It's been only a month since the Let's Encrypt certificate authority started a beta program to distribute free HTTPS certificates to the public, and hackers started abusing it services for distributing malware through seemingly safe websites.
In December, the company security Trend Micro εντόπισε ορισμένους χρήστες στην Ιαπωνία που είχαν μολυνθεί από ένα κακόβουλο διακομιστή, ο οποίος φιλοforeignin the Angler Exploit Kit. Trojans allowed hackers to gain remote access to infected systems without their owners knowing.
The company reports that malvertisers have used a technique called domain shadowing, with which they can gain access to a trusted domain (such as a bank's main site).
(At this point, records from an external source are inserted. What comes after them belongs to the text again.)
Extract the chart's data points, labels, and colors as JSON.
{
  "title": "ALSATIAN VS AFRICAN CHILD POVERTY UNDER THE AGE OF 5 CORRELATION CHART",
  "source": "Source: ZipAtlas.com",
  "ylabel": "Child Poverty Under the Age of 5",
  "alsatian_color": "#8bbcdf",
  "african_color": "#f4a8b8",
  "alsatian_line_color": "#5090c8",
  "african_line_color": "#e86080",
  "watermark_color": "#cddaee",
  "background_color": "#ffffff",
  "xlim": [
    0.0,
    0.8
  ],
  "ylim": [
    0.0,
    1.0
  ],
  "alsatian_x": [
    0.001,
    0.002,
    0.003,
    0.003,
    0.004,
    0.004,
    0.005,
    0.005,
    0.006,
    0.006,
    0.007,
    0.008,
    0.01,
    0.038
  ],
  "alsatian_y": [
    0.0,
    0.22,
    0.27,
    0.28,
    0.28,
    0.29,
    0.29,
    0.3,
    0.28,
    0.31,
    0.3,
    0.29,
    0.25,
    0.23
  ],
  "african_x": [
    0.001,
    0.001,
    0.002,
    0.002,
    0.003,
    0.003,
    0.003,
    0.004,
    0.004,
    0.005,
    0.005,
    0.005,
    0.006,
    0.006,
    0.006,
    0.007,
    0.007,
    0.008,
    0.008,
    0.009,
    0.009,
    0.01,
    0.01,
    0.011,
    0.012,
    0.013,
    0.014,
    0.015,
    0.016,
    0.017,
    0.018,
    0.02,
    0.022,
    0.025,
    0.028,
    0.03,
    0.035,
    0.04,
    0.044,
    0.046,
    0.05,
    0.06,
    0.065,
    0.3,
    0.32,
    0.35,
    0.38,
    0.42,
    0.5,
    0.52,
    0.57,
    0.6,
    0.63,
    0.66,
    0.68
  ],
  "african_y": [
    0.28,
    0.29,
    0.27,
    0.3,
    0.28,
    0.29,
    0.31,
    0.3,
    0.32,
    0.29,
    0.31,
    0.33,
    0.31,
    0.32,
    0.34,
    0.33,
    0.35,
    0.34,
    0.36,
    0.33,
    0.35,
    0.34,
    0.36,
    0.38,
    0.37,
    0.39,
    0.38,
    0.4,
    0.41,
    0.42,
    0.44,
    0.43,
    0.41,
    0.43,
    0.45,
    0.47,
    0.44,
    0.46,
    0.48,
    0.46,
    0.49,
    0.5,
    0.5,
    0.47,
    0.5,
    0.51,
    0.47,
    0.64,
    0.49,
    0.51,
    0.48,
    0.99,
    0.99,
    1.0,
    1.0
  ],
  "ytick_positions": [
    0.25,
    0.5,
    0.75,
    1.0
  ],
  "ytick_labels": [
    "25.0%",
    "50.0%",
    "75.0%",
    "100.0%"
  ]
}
This can lead users to their own server, which masks the password-aborting activity.
And to make the deception attempt more believable, they use one subdomains protected with Let's Encrypt's free security certificate (HTTPS).
In the case of the Trend Micro survey, the attackers hosted a malicious ad that seemed to be related to a legitimate domain.
The company says this was possible because Let's Encrypt checks domains against the Google safe browsing API before issuing new certificates. This of course does not stop attackers from obtaining a new certificate and creating subdomains with malware under the protection of a legitimate domain.
According to report of Trend Micro, the incident highlights the potential issues with the Let's Encrypt service and calls for the company to be ready to revoke certificates that have been misused.